I saw that post - they get a little carried away with their benchmarks - it's going to bite them.
In the blog post he mentioned SIMD - that might be another difference, if mojo used SIMD and the rust tool didn't.
A big thank you to those Rust folks who replied on Github (links are elsewhere above for those interested in details!!). There is more there, worth a read, IMHO.
I am not familiar with Mojo but looking at it's code, it does not look any easier to read/understand than an idiomatic and performant Rust solution.
I certainly would like to see more GPU support added in Rust to compete in AI/ML area, something Mojo targets.
It looks like they might've forgot to run in release mode
The blog post used
--release for it's Rust numbers. The confusion comes from the 50% performance win being specific to running on an M2 mac. On an x86_64 Linux machine, the results are more or less equivalent.
My assumption is that the Rust compiler isn't producing Simd instructions. I remember reading that by default the Rust compiler will not produce Simd for ARM targets. You have to enable them by either enabling the correct cpu feature or targeting the native cpu. Maybe it should be smarter by enabling features based on the OS as well. All macOS arm cpus would have Simd support. But maybe it already does this and it is something else.
From my experiance all benchmarks done to compare two different programming language are uselless.
Speed very much depends at many different things.
- How well code was written in language A and language B. If code in A language was written better, than code in B. A will be faster, but it will not have any relationsheep to language, but to programers code.
- Have language A been optimized for particular use case by language authors? If language authors optimised and added code to do some work (like DNA sequence parsing) and you only need minimal code to run it and try same code on language B, it is natural language B will be slower. Because here is a lot of code behide language A who do most work. If you wrote same code in language B or used some library who did it for language B, in this case language B may be faster. Because in the end, computer runs not language you used, but machine code this language was compiled to.
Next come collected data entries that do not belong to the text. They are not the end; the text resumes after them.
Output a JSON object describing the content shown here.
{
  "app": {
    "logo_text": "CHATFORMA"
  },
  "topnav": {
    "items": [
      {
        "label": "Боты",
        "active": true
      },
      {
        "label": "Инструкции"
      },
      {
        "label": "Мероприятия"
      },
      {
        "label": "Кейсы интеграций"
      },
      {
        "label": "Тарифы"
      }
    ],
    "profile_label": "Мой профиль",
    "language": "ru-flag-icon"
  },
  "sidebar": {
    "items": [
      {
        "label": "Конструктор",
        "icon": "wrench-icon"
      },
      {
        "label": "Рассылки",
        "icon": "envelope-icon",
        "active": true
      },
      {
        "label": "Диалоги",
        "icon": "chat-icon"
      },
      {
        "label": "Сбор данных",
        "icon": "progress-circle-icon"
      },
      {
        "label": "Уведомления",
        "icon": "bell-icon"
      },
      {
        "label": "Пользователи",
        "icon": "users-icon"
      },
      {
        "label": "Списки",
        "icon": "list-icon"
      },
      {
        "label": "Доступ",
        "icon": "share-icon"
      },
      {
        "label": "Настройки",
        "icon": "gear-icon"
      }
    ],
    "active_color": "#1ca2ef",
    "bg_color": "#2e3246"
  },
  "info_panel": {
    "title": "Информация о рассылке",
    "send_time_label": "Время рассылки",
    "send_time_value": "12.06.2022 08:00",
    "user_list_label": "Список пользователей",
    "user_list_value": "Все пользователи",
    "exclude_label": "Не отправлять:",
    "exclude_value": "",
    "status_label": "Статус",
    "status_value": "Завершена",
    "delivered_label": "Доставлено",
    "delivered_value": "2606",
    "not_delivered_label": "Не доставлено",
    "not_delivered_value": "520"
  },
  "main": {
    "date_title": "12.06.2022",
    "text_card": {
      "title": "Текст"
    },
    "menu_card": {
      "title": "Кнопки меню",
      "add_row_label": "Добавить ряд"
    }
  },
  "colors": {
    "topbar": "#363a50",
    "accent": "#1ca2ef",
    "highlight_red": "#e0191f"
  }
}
In the end it does not matter which language is faster. Important point how well you as programer understand language and if you can write fast code using it.
If you try to write code in language you don't understand and algorithm you don't understand in language (lets say C) end result may be slower than code writen in Python.
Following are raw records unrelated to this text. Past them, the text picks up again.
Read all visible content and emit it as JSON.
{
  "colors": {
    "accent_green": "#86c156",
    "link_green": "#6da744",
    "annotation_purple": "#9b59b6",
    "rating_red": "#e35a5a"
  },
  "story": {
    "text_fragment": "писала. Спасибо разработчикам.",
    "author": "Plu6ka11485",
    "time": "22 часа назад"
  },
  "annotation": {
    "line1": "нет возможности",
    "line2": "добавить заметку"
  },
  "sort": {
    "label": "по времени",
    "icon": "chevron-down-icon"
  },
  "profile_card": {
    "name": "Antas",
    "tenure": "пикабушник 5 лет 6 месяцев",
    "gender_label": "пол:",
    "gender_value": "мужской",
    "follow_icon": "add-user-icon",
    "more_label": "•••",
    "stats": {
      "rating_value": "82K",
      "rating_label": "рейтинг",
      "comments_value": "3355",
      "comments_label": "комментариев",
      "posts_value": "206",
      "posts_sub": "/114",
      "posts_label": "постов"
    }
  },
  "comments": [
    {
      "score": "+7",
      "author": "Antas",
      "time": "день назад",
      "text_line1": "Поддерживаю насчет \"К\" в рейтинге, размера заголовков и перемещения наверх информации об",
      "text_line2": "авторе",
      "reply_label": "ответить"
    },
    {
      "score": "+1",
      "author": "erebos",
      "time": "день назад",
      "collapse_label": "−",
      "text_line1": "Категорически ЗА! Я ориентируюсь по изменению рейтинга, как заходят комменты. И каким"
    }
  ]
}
That statement gives me headache. I know what you mean, at the bottom of the pile we have only the machine and the operations it supports.
But in some way for a language that is compiled to byte codes or other wise interpreted, the machine is not running instructions that implement our program, it's running instruction to interpret the source of our program or emulate whatever architecture the byte codes it is compiled to describe.
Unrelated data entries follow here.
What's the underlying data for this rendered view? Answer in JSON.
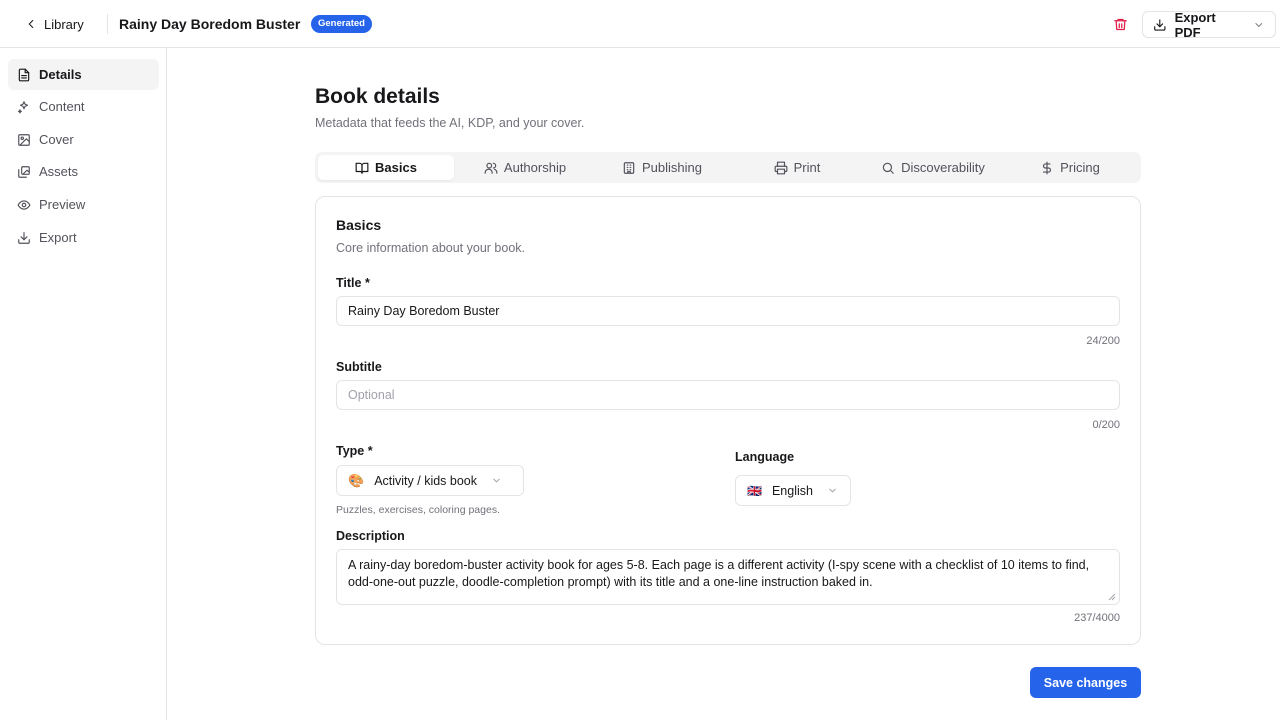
{
  "header": {
    "back_label": "Library",
    "title": "Rainy Day Boredom Buster",
    "badge": "Generated",
    "export_label": "Export PDF"
  },
  "sidebar": {
    "items": [
      {
        "label": "Details",
        "icon": "file-text-icon",
        "active": true
      },
      {
        "label": "Content",
        "icon": "sparkles-icon"
      },
      {
        "label": "Cover",
        "icon": "image-icon"
      },
      {
        "label": "Assets",
        "icon": "gallery-icon"
      },
      {
        "label": "Preview",
        "icon": "eye-icon"
      },
      {
        "label": "Export",
        "icon": "download-icon"
      }
    ]
  },
  "main": {
    "title": "Book details",
    "subtitle": "Metadata that feeds the AI, KDP, and your cover.",
    "tabs": [
      {
        "label": "Basics",
        "icon": "book-open-icon",
        "active": true
      },
      {
        "label": "Authorship",
        "icon": "users-icon"
      },
      {
        "label": "Publishing",
        "icon": "building-icon"
      },
      {
        "label": "Print",
        "icon": "printer-icon"
      },
      {
        "label": "Discoverability",
        "icon": "search-icon"
      },
      {
        "label": "Pricing",
        "icon": "dollar-icon"
      }
    ]
  },
  "form": {
    "section_title": "Basics",
    "section_sub": "Core information about your book.",
    "title_label": "Title *",
    "title_value": "Rainy Day Boredom Buster",
    "title_count": "24/200",
    "subtitle_label": "Subtitle",
    "subtitle_placeholder": "Optional",
    "subtitle_count": "0/200",
    "type_label": "Type *",
    "type_emoji": "🎨",
    "type_value": "Activity / kids book",
    "type_help": "Puzzles, exercises, coloring pages.",
    "language_label": "Language",
    "language_flag": "🇬🇧",
    "language_value": "English",
    "description_label": "Description",
    "description_value": "A rainy-day boredom-buster activity book for ages 5-8. Each page is a different activity (I-spy scene with a checklist of 10 items to find, odd-one-out puzzle, doodle-completion prompt) with its title and a one-line instruction baked in.",
    "description_count": "237/4000"
  },
  "actions": {
    "save_label": "Save changes"
  },
  "colors": {
    "accent": "#2563eb",
    "danger": "#e11d48",
    "border": "#e4e4e7",
    "muted": "#71717a"
  }
}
Interpreters aside, if a language assumes the operation of a garbage collector running in the background (as it were) then it is necessarily having to run a lot of code (the garbage collector) that does not appear in my program.
All that aside a language may mandate things like accessing arrays out of bounds is not allowed. Thus introducing bounds checks that do not appear in my algorithm. Other languages may not have such restrictions.
Putting all this together it seems to me that the syntax and semantics of languages does influence the performance that can be achieve. All things being equal, like having programmers who understand what they are doing and implementing the same algorithm etc.
I get the feeling that Mojo has gone out of it's way to make parallel execution over arrays much easier (SIMD) and supporting it in the very language itself (rather than some library functions that ultimately depend on using assembler or such like). I don't know.